As I've started to ride more often this late winter/early spring, I've noticed that Bob is once again becoming sour.  Initially I thought it was due to returning to work after a few months off.  But my last lesson brought it all to a head.

I'd hauled up to ride on Tuesday and had a great ride.  Returning for my lesson on Wednesday, I'd gotten on Bob and felt an immediate change. 

If you've ever ridden a horse that's wound up tight as a spring, you'll understand what I felt when I'd gotten on Bob.  He was tight, real tight.  He walked out but trotting was not an option.  He balked each time I asked him to trot and I felt him get tighter.  The more I asked, the worse he got.  Suffice it to say I did ok until he started to shake his head and hump his back.  And with confidence started to drop.  This was not my Bob...

Something was wrong.

I had told my Frainer, "I think something is wrong".  She admitted that Bob did seem to have an attitude that day.  But she told me that if I intended to sort this year that I'd need to learn to deal with these type of situations.

I tried to "deal with it" but it wasn't getting any better.  I kept repeating my concern.  My Frainer would hear none of it.  We battered around the "no there isn't/yes there is" for awhile.  It was a frustrating time for both of us.  She apparently thought it was all in my mind and I was frustrated that she didn't believe me.

It seemed we spent most of the lesson arguing the point.  As the next lesson started I got off of Bob and we walked out of the arena and back to the trailer in silence. 

For the first time in five years I didn't say goodbye.  I was upset that I wasn't being listened to, upset that I hadn't stood up for myself (and for Bob) and terminated the lesson when I suspected something was wrong, upset that I'd kept on riding.

Something was wrong and until I found out what it was I would stay off Bob.


  1. Your gut is right. When a good horse goes sour, it's pain. In the case of my mare, it was her mouth, messed up by "power float".

    I hope you've found the cause.

  2. That's curious behavior. I wonder what's up?

  3. Good for you.
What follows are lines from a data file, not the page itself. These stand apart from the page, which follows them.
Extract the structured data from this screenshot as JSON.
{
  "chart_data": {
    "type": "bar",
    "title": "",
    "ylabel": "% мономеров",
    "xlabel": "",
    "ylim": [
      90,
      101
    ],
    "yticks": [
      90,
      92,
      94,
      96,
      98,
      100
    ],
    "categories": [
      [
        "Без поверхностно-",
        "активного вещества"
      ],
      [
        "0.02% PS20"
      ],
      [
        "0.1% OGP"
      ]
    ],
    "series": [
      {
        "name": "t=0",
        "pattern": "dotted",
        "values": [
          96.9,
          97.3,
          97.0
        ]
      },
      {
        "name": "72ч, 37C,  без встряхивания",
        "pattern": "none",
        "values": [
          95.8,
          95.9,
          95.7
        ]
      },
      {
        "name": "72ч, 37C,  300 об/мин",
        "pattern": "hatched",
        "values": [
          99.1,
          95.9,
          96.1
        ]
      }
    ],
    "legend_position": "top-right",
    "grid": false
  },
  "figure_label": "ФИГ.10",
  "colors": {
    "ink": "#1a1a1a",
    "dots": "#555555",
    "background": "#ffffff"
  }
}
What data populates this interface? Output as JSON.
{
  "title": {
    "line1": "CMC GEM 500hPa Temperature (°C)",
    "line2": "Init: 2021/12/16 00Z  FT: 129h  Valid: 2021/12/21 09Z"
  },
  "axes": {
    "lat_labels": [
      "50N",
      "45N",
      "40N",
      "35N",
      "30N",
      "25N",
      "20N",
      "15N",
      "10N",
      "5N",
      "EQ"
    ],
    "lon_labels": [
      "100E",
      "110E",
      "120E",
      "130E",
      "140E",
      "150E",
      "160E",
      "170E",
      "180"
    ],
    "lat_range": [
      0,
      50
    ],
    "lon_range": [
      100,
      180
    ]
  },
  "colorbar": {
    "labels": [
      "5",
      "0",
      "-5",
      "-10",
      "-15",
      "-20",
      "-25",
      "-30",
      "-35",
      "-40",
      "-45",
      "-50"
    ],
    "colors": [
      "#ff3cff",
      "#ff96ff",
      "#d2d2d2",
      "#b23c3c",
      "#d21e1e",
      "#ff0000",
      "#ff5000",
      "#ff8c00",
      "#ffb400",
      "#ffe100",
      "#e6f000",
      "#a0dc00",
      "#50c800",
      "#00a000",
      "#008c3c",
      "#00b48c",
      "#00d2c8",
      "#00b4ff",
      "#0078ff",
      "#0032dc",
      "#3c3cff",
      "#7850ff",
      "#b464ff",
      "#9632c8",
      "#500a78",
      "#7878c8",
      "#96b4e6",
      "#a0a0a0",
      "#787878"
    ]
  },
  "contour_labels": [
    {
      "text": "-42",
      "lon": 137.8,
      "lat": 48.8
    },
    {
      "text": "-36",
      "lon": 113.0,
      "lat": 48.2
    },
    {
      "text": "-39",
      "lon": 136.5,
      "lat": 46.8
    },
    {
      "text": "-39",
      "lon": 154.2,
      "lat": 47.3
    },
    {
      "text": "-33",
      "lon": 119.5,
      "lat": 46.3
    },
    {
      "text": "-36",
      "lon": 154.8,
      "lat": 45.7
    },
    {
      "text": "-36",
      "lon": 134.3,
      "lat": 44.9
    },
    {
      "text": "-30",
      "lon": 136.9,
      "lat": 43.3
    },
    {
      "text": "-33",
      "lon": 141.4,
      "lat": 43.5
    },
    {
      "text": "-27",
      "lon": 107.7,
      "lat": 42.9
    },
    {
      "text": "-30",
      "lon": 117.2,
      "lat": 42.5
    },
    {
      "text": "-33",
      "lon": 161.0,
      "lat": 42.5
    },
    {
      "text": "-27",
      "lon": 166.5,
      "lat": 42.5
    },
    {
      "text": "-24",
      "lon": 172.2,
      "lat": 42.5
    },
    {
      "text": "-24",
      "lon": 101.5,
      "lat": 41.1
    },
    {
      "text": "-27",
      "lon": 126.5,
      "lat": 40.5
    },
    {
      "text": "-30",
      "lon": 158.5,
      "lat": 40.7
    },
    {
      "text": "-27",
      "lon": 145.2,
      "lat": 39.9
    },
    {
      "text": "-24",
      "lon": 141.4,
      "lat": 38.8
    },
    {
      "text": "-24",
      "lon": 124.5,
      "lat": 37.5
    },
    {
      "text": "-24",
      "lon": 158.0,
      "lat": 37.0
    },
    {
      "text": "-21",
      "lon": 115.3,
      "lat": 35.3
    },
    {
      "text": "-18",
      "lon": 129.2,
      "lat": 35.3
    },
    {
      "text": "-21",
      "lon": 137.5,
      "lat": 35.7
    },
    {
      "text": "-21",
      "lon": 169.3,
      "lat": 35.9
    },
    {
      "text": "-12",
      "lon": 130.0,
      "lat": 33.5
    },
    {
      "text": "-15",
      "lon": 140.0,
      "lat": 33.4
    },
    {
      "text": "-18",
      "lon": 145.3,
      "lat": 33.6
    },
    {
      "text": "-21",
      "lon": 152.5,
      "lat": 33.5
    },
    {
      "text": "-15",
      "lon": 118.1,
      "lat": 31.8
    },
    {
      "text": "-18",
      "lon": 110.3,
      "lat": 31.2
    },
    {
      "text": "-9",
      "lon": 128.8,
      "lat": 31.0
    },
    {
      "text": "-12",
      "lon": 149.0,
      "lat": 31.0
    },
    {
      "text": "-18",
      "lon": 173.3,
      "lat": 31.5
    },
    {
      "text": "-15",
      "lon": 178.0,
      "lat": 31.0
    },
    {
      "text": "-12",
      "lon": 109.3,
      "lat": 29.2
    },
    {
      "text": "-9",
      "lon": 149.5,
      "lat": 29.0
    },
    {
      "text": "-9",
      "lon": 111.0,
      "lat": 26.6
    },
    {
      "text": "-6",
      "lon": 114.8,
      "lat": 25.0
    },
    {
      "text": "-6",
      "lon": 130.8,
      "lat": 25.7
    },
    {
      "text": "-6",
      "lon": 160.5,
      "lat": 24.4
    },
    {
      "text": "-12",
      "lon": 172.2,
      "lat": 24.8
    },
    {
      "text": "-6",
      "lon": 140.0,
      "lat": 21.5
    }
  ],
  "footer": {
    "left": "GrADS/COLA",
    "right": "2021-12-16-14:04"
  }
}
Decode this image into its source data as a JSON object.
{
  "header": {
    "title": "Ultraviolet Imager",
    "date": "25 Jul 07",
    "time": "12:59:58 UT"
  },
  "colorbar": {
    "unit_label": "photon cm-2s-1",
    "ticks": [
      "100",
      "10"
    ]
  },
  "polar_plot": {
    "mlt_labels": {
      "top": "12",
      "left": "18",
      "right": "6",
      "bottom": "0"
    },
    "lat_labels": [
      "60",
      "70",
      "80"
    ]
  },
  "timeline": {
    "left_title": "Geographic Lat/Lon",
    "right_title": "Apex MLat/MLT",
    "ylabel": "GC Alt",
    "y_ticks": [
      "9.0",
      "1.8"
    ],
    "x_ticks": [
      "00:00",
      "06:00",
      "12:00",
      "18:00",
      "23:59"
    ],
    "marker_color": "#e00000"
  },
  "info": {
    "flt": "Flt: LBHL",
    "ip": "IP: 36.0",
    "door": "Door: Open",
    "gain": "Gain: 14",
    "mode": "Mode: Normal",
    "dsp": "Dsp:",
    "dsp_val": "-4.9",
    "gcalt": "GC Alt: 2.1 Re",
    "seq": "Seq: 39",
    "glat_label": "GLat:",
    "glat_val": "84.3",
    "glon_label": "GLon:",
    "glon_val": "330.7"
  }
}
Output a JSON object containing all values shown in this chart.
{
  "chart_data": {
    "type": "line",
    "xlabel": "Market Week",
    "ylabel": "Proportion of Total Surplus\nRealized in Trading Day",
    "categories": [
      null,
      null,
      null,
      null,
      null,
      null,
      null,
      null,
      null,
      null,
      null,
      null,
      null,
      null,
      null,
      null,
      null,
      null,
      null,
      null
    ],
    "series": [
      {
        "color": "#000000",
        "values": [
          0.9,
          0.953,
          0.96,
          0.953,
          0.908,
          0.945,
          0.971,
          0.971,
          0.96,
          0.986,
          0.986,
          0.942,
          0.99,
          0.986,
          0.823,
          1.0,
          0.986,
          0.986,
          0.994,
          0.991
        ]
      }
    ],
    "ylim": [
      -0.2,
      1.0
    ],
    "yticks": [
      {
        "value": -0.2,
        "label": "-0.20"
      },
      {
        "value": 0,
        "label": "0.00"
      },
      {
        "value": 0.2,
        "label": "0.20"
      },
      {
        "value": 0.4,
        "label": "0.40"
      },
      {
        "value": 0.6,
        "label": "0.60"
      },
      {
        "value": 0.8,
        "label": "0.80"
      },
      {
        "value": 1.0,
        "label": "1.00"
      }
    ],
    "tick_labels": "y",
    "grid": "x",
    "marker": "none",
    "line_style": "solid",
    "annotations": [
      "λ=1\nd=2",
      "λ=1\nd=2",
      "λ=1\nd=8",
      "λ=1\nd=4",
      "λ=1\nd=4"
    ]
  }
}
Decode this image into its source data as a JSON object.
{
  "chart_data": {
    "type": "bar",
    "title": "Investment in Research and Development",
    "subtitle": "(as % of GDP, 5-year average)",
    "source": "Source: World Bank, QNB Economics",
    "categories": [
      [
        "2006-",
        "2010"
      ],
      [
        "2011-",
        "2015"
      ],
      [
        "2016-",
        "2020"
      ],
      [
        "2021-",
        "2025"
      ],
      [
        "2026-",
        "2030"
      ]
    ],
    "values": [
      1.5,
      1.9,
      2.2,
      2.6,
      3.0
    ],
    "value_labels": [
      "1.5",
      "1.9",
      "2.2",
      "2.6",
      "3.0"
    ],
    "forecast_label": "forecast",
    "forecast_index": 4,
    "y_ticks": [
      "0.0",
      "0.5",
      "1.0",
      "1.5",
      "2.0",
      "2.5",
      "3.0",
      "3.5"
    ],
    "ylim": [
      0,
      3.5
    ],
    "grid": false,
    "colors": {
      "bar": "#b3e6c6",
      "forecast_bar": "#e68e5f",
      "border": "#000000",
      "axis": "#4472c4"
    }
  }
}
Bob, I'm sure is happy you've got his back on this.

  4. Since this is written in the past tense I'm hoping you have determined what the problem was. Good for you to put your horse's welfare above another's opinion. Even professionals can make mistakes.

  5. Don't give up. He hurts somewhere and you know him best. Be his advocate and find the problem. I had the same type of conversation with my trainer and it turned out to be a medical problem. He wouldn't listen to me either. Hang in there.

  6. Always follow your instincts. Listening to YOUR horse is best. I do hope you found the problem. I would say it was pain, and possibly needed some chiropratic care.

  7. You know your horse best, good for you for getting off when you did. Hope you have found out the problem for Bob and you can continue to enjoy riding.